Suddenly from the west came a great noise. "Hark!" cried the husband. "A prairie fire? Of course not. The settlers made that impossible long since." He looked anxiously in the direction from whence came the noise. The sun could not be seen, and everything at once grew dark. "A tornado!" cried Sidney, and, grabbing his wife, he started to fall to the ground, but too late! A sudden wind seemed to pick him up, and a moment later whirled him into the air, while Mildred cried out in agonizing tones:
"Sidney, Sidney, come back, come back; don't leave me!" But on he flew, with the wind raising him higher and higher into the air, while she moaned until she felt her heart would break. Everything was so dark about her that she could not see, and then, suddenly it began to clear. Darkness was not about her, for overhead burned an electric light. She lay across a bed. She stood up and looked about her.
Her brain throbbed terribly, while she tried to recall where she was, and then slowly it all came back to her. Miss Jones—the visit to the blind tiger—a bottle of coca cola—"Oh, my God!" she cried in piteous tones. "I'm lost! I'm lost! I'm lost!"
She rushed to the door. It was bolted. She paused a moment as she stood by it. Where had he gone! She had a watch on her wrist; she looked at it.
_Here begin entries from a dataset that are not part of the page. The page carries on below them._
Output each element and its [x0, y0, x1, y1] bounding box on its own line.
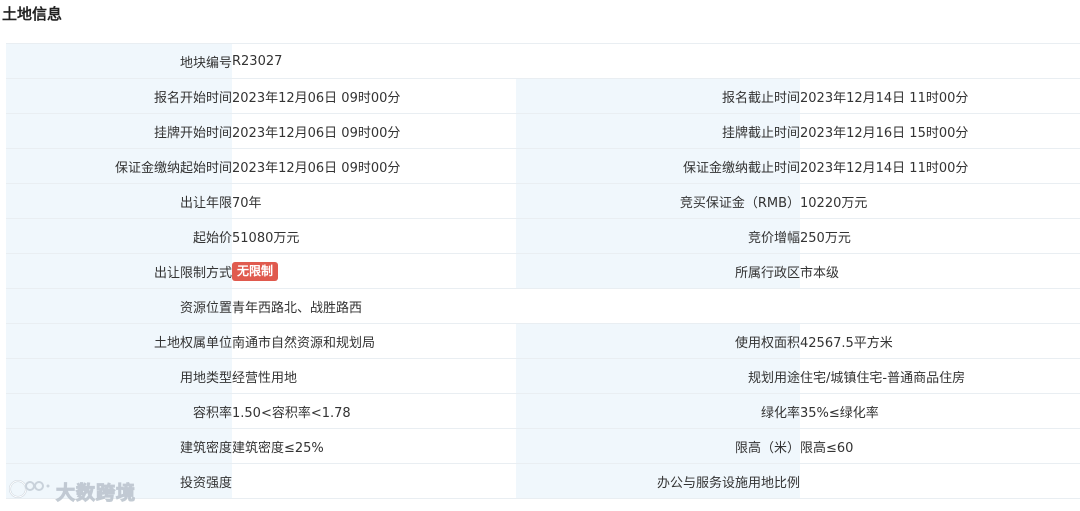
- field-value: 建筑密度≤25%: [232, 428, 516, 464]
- restriction-badge: 无限制: [232, 261, 279, 281]
- field-label: 挂牌截止时间: [516, 113, 800, 149]
- field-value: 南通市自然资源和规划局: [232, 323, 516, 359]
- field-label: 竞买保证金（RMB）: [516, 183, 800, 219]
- field-value: 51080万元: [232, 218, 516, 254]
- field-value: 2023年12月14日 11时00分: [800, 148, 1080, 184]
- table-row: 出让限制方式 无限制 所属行政区 市本级: [6, 253, 1080, 289]
- field-label: 规划用途: [516, 358, 800, 394]
- field-label: 容积率: [6, 393, 232, 429]
- table-row: 土地权属单位 南通市自然资源和规划局 使用权面积 42567.5平方米: [6, 323, 1080, 359]
- section-title: 土地信息: [2, 5, 63, 23]
- field-value: 2023年12月06日 09时00分: [232, 78, 516, 114]
- table-row: 建筑密度 建筑密度≤25% 限高（米） 限高≤60: [6, 428, 1080, 464]
- field-value: 42567.5平方米: [800, 323, 1080, 359]
- field-value: 2023年12月06日 09时00分: [232, 113, 516, 149]
- field-value: 2023年12月14日 11时00分: [800, 78, 1080, 114]
- field-value: 2023年12月16日 15时00分: [800, 113, 1080, 149]
- field-label: 办公与服务设施用地比例: [516, 463, 800, 499]
- field-value: 住宅/城镇住宅-普通商品住房: [800, 358, 1080, 394]
- field-value: [800, 463, 1080, 499]
- table-row: 挂牌开始时间 2023年12月06日 09时00分 挂牌截止时间 2023年12…: [6, 113, 1080, 149]
- table-row: 资源位置 青年西路北、战胜路西: [6, 288, 1080, 324]
- field-value: [232, 463, 516, 499]
- field-label: 报名截止时间: [516, 78, 800, 114]
- field-label: 建筑密度: [6, 428, 232, 464]
- field-label: 使用权面积: [516, 323, 800, 359]
- field-label: 所属行政区: [516, 253, 800, 289]
- field-label: 投资强度: [6, 463, 232, 499]
- field-value: 35%≤绿化率: [800, 393, 1080, 429]
- field-value: R23027: [232, 43, 1080, 79]
- table-row: 报名开始时间 2023年12月06日 09时00分 报名截止时间 2023年12…: [6, 78, 1080, 114]
- field-label: 地块编号: [6, 43, 232, 79]
- table-row: 保证金缴纳起始时间 2023年12月06日 09时00分 保证金缴纳截止时间 2…: [6, 148, 1080, 184]
- field-value: 2023年12月06日 09时00分: [232, 148, 516, 184]
- land-info-table: 地块编号 R23027 报名开始时间 2023年12月06日 09时00分 报名…: [6, 43, 1080, 499]
- field-label: 绿化率: [516, 393, 800, 429]
- field-label: 保证金缴纳起始时间: [6, 148, 232, 184]
- field-value: 青年西路北、战胜路西: [232, 288, 1080, 324]
- field-label: 起始价: [6, 218, 232, 254]
- field-value: 1.50<容积率<1.78: [232, 393, 516, 429]
- field-value: 无限制: [232, 253, 516, 289]
- field-label: 保证金缴纳截止时间: [516, 148, 800, 184]
- field-label: 出让年限: [6, 183, 232, 219]
- field-label: 挂牌开始时间: [6, 113, 232, 149]
- field-label: 出让限制方式: [6, 253, 232, 289]
- field-value: 经营性用地: [232, 358, 516, 394]
- field-value: 250万元: [800, 218, 1080, 254]
- field-value: 市本级: [800, 253, 1080, 289]
- field-label: 用地类型: [6, 358, 232, 394]
- table-row: 出让年限 70年 竞买保证金（RMB） 10220万元: [6, 183, 1080, 219]
- field-label: 限高（米）: [516, 428, 800, 464]
- field-value: 10220万元: [800, 183, 1080, 219]
- table-row: 起始价 51080万元 竞价增幅 250万元: [6, 218, 1080, 254]
- field-value: 70年: [232, 183, 516, 219]
- field-label: 竞价增幅: [516, 218, 800, 254]
- table-row: 容积率 1.50<容积率<1.78 绿化率 35%≤绿化率: [6, 393, 1080, 429]
- field-label: 报名开始时间: [6, 78, 232, 114]
- field-label: 土地权属单位: [6, 323, 232, 359]
- table-row: 地块编号 R23027: [6, 43, 1080, 79]
- field-label: 资源位置: [6, 288, 232, 324]
- table-row: 投资强度 办公与服务设施用地比例: [6, 463, 1080, 499]
- field-value: 限高≤60: [800, 428, 1080, 464]
- table-row: 用地类型 经营性用地 规划用途 住宅/城镇住宅-普通商品住房: [6, 358, 1080, 394]
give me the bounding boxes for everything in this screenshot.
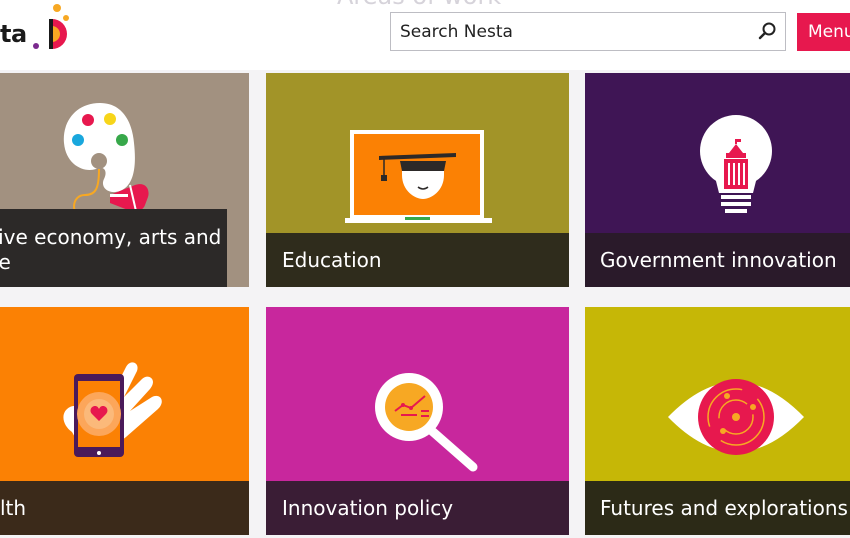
tile-label: Innovation policy [282,496,454,520]
search-icon [758,22,776,40]
menu-button[interactable]: Menu [797,13,850,51]
tile-health[interactable]: lth [0,307,249,535]
tile-futures-explorations[interactable]: Futures and explorations [585,307,850,535]
tile-government-innovation[interactable]: Government innovation [585,73,850,287]
tile-label: Education [282,248,382,272]
tile-innovation-policy[interactable]: Innovation policy [266,307,569,535]
site-header: ta Menu [0,0,850,70]
tile-label-bar: ative economy, arts andure [0,209,227,287]
tile-creative-economy[interactable]: ative economy, arts andure [0,73,249,287]
section-title: Areas of work [337,0,501,10]
search-box [390,12,786,51]
tile-label-bar: Futures and explorations [585,481,850,535]
logo-text[interactable]: ta [0,20,27,48]
search-input[interactable] [391,13,760,50]
tile-label: Government innovation [600,248,837,272]
tile-label-bar: lth [0,481,249,535]
tile-label-bar: Government innovation [585,233,850,287]
search-button[interactable] [751,16,783,48]
tile-label-bar: Education [266,233,569,287]
tile-label: lth [0,496,27,520]
tile-label: Futures and explorations [600,496,848,520]
tile-education[interactable]: Education [266,73,569,287]
tile-label: ative economy, arts andure [0,225,222,274]
nesta-logo-icon[interactable] [30,2,74,56]
tile-label-bar: Innovation policy [266,481,569,535]
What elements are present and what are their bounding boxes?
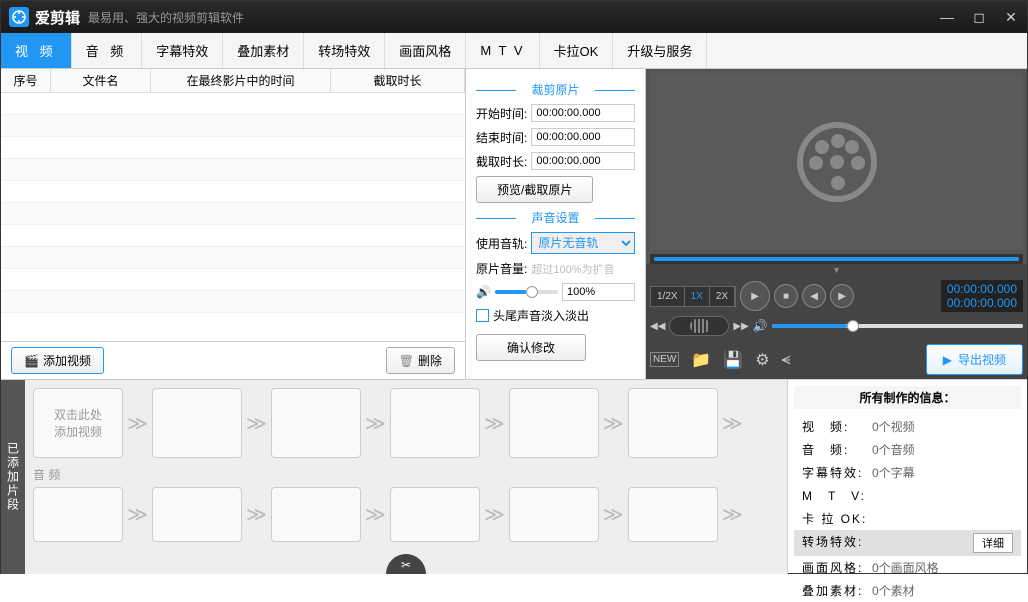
forward-button[interactable]: ▶▶: [733, 321, 748, 332]
clip-slot[interactable]: [271, 388, 361, 458]
tab-transition[interactable]: 转场特效: [304, 33, 385, 68]
col-duration: 截取时长: [331, 69, 465, 92]
timeline-area: 双击此处 添加视频 ≫ ≫ ≫ ≫ ≫ ≫ 音 频 ≫ ≫ ≫ ≫ ≫ ≫ ✂: [25, 380, 787, 574]
jog-wheel[interactable]: [669, 316, 729, 336]
app-subtitle: 最易用、强大的视频剪辑软件: [88, 9, 244, 26]
progress-bar[interactable]: [650, 254, 1023, 264]
clip-slot[interactable]: [628, 388, 718, 458]
crop-panel: 裁剪原片 开始时间: 结束时间: 截取时长: 预览/截取原片 声音设置 使用音轨…: [466, 69, 646, 379]
close-button[interactable]: ✕: [1003, 9, 1019, 25]
titlebar: 爱剪辑 最易用、强大的视频剪辑软件 — ◻ ✕: [1, 1, 1027, 33]
timeline-vtab[interactable]: 已添加片段: [1, 380, 25, 574]
save-icon[interactable]: 💾: [723, 350, 743, 370]
rewind-button[interactable]: ◀◀: [650, 321, 665, 332]
chevron-down-icon[interactable]: ▼: [646, 264, 1027, 276]
timecode-display: 00:00:00.000 00:00:00.000: [941, 280, 1023, 312]
audio-track-select[interactable]: 原片无音轨: [531, 232, 635, 254]
tab-style[interactable]: 画面风格: [385, 33, 466, 68]
audio-title: 声音设置: [476, 209, 635, 226]
audio-slot[interactable]: [152, 487, 242, 542]
info-panel: 所有制作的信息： 视 频:0个视频音 频:0个音频字幕特效:0个字幕M T V:…: [787, 380, 1027, 574]
prev-frame-button[interactable]: ◀: [802, 284, 826, 308]
info-row: 音 频:0个音频: [794, 438, 1021, 461]
app-logo-icon: [9, 7, 29, 27]
col-index: 序号: [1, 69, 51, 92]
main-tabs: 视 频 音 频 字幕特效 叠加素材 转场特效 画面风格 M T V 卡拉OK 升…: [1, 33, 1027, 69]
speed-1x[interactable]: 1X: [685, 287, 710, 306]
tab-mtv[interactable]: M T V: [466, 33, 539, 68]
info-row: M T V:: [794, 484, 1021, 507]
volume-icon: 🔊: [476, 285, 491, 299]
trash-icon: 🗑: [399, 354, 414, 368]
speed-half[interactable]: 1/2X: [651, 287, 685, 306]
audio-slot[interactable]: [271, 487, 361, 542]
info-row: 画面风格:0个画面风格: [794, 556, 1021, 579]
confirm-button[interactable]: 确认修改: [476, 334, 586, 361]
clip-list-panel: 序号 文件名 在最终影片中的时间 截取时长 🎬 添加视频 🗑 删除: [1, 69, 466, 379]
new-icon[interactable]: NEW: [650, 352, 679, 367]
fade-checkbox[interactable]: [476, 309, 489, 322]
info-row: 卡 拉 OK:: [794, 507, 1021, 530]
tab-video[interactable]: 视 频: [1, 33, 72, 68]
minimize-button[interactable]: —: [939, 9, 955, 25]
export-button[interactable]: ▶ 导出视频: [926, 344, 1023, 375]
settings-icon[interactable]: ⚙: [755, 350, 769, 370]
add-video-button[interactable]: 🎬 添加视频: [11, 347, 104, 374]
maximize-button[interactable]: ◻: [971, 9, 987, 25]
info-row: 转场特效:详细: [794, 530, 1021, 556]
audio-slot[interactable]: [390, 487, 480, 542]
duration-input[interactable]: [531, 152, 635, 170]
tab-subtitle[interactable]: 字幕特效: [142, 33, 223, 68]
detail-button[interactable]: 详细: [973, 533, 1013, 553]
delete-button[interactable]: 🗑 删除: [386, 347, 455, 374]
clip-slot[interactable]: [509, 388, 599, 458]
info-row: 字幕特效:0个字幕: [794, 461, 1021, 484]
clip-table-body[interactable]: [1, 93, 465, 341]
info-title: 所有制作的信息：: [794, 386, 1021, 409]
add-clip-placeholder[interactable]: 双击此处 添加视频: [33, 388, 123, 458]
start-time-input[interactable]: [531, 104, 635, 122]
audio-slot[interactable]: [33, 487, 123, 542]
crop-title: 裁剪原片: [476, 81, 635, 98]
clip-slot[interactable]: [390, 388, 480, 458]
volume-icon-2: 🔊: [753, 319, 768, 333]
play-button[interactable]: ▶: [740, 281, 770, 311]
preview-volume-slider[interactable]: [772, 324, 1023, 328]
audio-slot[interactable]: [509, 487, 599, 542]
app-title: 爱剪辑: [35, 7, 80, 28]
info-row: 视 频:0个视频: [794, 415, 1021, 438]
tab-karaoke[interactable]: 卡拉OK: [540, 33, 614, 68]
speed-2x[interactable]: 2X: [710, 287, 735, 306]
tab-upgrade[interactable]: 升级与服务: [613, 33, 707, 68]
reel-icon: [797, 122, 877, 202]
speed-selector: 1/2X 1X 2X: [650, 286, 736, 307]
tab-overlay[interactable]: 叠加素材: [223, 33, 304, 68]
video-preview[interactable]: [650, 73, 1023, 250]
next-frame-button[interactable]: ▶: [830, 284, 854, 308]
audio-track-label: 音 频: [33, 466, 779, 483]
audio-slot[interactable]: [628, 487, 718, 542]
scissors-button[interactable]: ✂: [386, 554, 426, 574]
preview-crop-button[interactable]: 预览/截取原片: [476, 176, 593, 203]
stop-button[interactable]: ■: [774, 284, 798, 308]
arrow-icon: ≫: [127, 411, 148, 436]
col-time: 在最终影片中的时间: [151, 69, 331, 92]
volume-value[interactable]: [562, 283, 635, 301]
info-row: 叠加素材:0个素材: [794, 579, 1021, 602]
open-icon[interactable]: 📁: [691, 350, 711, 370]
col-filename: 文件名: [51, 69, 151, 92]
tab-audio[interactable]: 音 频: [72, 33, 143, 68]
export-icon: ▶: [943, 353, 952, 367]
film-icon: 🎬: [24, 354, 39, 368]
end-time-input[interactable]: [531, 128, 635, 146]
share-icon[interactable]: ⪪: [782, 351, 791, 369]
volume-slider[interactable]: [495, 290, 558, 294]
clip-slot[interactable]: [152, 388, 242, 458]
preview-panel: ▼ 1/2X 1X 2X ▶ ■ ◀ ▶ 00:00:00.000 00:00:…: [646, 69, 1027, 379]
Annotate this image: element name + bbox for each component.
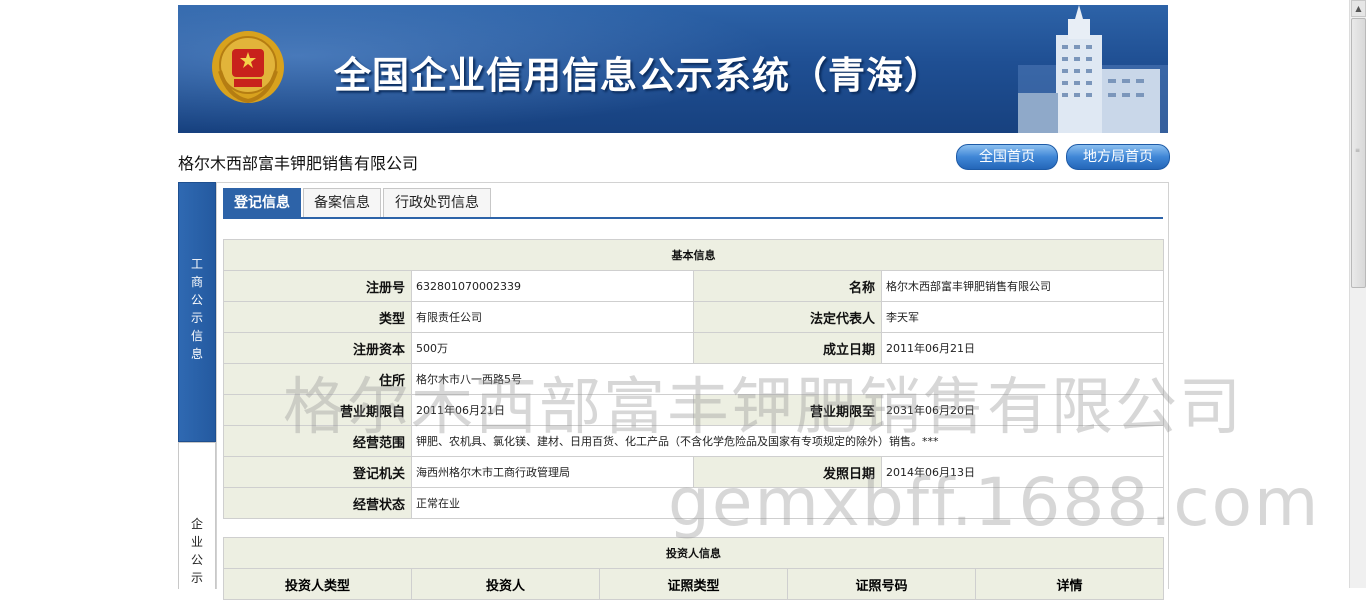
value-address: 格尔木市八一西路5号 [411,363,1164,395]
table-row: 经营范围 钾肥、农机具、氯化镁、建材、日用百货、化工产品（不含化学危险品及国家有… [223,425,1164,457]
value-registration-authority: 海西州格尔木市工商行政管理局 [411,456,694,488]
tab-administrative-penalty[interactable]: 行政处罚信息 [383,188,491,217]
table-row: 注册号 632801070002339 名称 格尔木西部富丰钾肥销售有限公司 [223,270,1164,302]
column-license-number: 证照号码 [787,568,976,600]
table-row: 类型 有限责任公司 法定代表人 李天军 [223,301,1164,333]
banner-title: 全国企业信用信息公示系统（青海） [334,54,942,97]
company-name: 格尔木西部富丰钾肥销售有限公司 [178,154,419,173]
sidebar-item-label: 工商 公示 信息 [190,257,203,361]
column-details: 详情 [974,568,1165,600]
value-legal-representative: 李天军 [881,301,1164,333]
label-legal-representative: 法定代表人 [693,301,882,333]
grip-icon: ≡ [1355,147,1361,154]
column-investor-type: 投资人类型 [223,568,412,600]
value-registration-number: 632801070002339 [411,270,694,302]
building-illustration [1018,5,1168,133]
label-address: 住所 [223,363,412,395]
label-established-date: 成立日期 [693,332,882,364]
label-type: 类型 [223,301,412,333]
label-operating-status: 经营状态 [223,487,412,519]
value-type: 有限责任公司 [411,301,694,333]
sidebar-item-label: 企业 公示 [190,517,203,585]
label-term-to: 营业期限至 [693,394,882,426]
table-row: 住所 格尔木市八一西路5号 [223,363,1164,395]
table-header-row: 投资人类型 投资人 证照类型 证照号码 详情 [223,568,1165,600]
vertical-scrollbar[interactable]: ▲ ≡ [1349,0,1366,588]
table-row: 营业期限自 2011年06月21日 营业期限至 2031年06月20日 [223,394,1164,426]
value-term-to: 2031年06月20日 [881,394,1164,426]
value-term-from: 2011年06月21日 [411,394,694,426]
basic-info-title: 基本信息 [223,239,1164,271]
label-business-scope: 经营范围 [223,425,412,457]
value-name: 格尔木西部富丰钾肥销售有限公司 [881,270,1164,302]
investor-info-title: 投资人信息 [222,537,1165,569]
table-row: 经营状态 正常在业 [223,487,1164,519]
label-registration-authority: 登记机关 [223,456,412,488]
tab-filing-info[interactable]: 备案信息 [303,188,381,217]
value-issue-date: 2014年06月13日 [881,456,1164,488]
tab-registration-info[interactable]: 登记信息 [223,188,301,217]
value-registered-capital: 500万 [411,332,694,364]
value-established-date: 2011年06月21日 [881,332,1164,364]
value-business-scope: 钾肥、农机具、氯化镁、建材、日用百货、化工产品（不含化学危险品及国家有专项规定的… [411,425,1164,457]
national-home-button[interactable]: 全国首页 [956,144,1058,170]
local-bureau-home-button[interactable]: 地方局首页 [1066,144,1170,170]
scrollbar-thumb[interactable]: ≡ [1351,18,1366,288]
sidebar-item-business-publicity[interactable]: 工商 公示 信息 [178,182,216,442]
value-operating-status: 正常在业 [411,487,1164,519]
investor-info-table: 投资人信息 投资人类型 投资人 证照类型 证照号码 详情 [222,537,1165,600]
table-row: 登记机关 海西州格尔木市工商行政管理局 发照日期 2014年06月13日 [223,456,1164,488]
column-investor: 投资人 [411,568,600,600]
header-banner: 全国企业信用信息公示系统（青海） [178,5,1168,133]
basic-info-table: 基本信息 注册号 632801070002339 名称 格尔木西部富丰钾肥销售有… [223,239,1164,519]
national-emblem-icon [212,31,284,104]
column-license-type: 证照类型 [599,568,788,600]
label-registered-capital: 注册资本 [223,332,412,364]
label-registration-number: 注册号 [223,270,412,302]
label-term-from: 营业期限自 [223,394,412,426]
sidebar-item-enterprise-publicity[interactable]: 企业 公示 [178,442,216,589]
tab-underline [223,217,1163,219]
table-row: 注册资本 500万 成立日期 2011年06月21日 [223,332,1164,364]
main-panel: 登记信息 备案信息 行政处罚信息 基本信息 注册号 63280107000233… [216,182,1169,600]
label-name: 名称 [693,270,882,302]
scroll-up-arrow-icon[interactable]: ▲ [1351,0,1366,17]
label-issue-date: 发照日期 [693,456,882,488]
She had not been there long. She recalled looking at it just before drinking the stuff in the glass. That was exactly an hour before. It was fully a half hour later when she had been brought to this place. But where was the man.
She looked across the room to a chair. Over the back of it lay the overcoat he had worn. Then it became clear to her. He had stepped out a moment to get something perhaps. She walked to the door quickly and tried the knob. It was locked and the key was gone. She became frantic as she ran around the room. She tried the window again. Useless. Besides, when she peeped under the shade, it was too far to the ground. She stood dumbly for a moment. Presently, mechanically, she walked to a dresser that stood to one side, and peered in the glass at herself. She recoiled when she saw her face. It was swollen, and her eyes looked strange. She could not believe herself. She looked again. "Yes," she whispered, "this is I!" She looked away. The top of the dresser was covered with a newspaper. Mechanically she found herself looking over it. It was not a city paper, she could see, so, somewhat curiously, she turned it over and saw the front page. Her eyes chanced to fall on an article two columns in width. She read a few lines, and then, with a muffled cry, she staggered backward, clutching the paper. She sought the chair or the bed—anything, she was too weak to stand now. But, ere she had reached either, she suddenly stood stiffly erect, while the blood seemed to freeze in her veins.
A step sounded in the hallway, and a moment later, a key rattled in the lock. The man was returning.
CHAPTER FOURTEEN
"Go Brother! In God's Name, Go!"
"I am truly sorry to see the colored people of this town fail in their effort to secure a Y.M.C.A. for their youth," said the secretary of the white Y.M.C.A., as he rested his elbows for a moment upon the cigar case.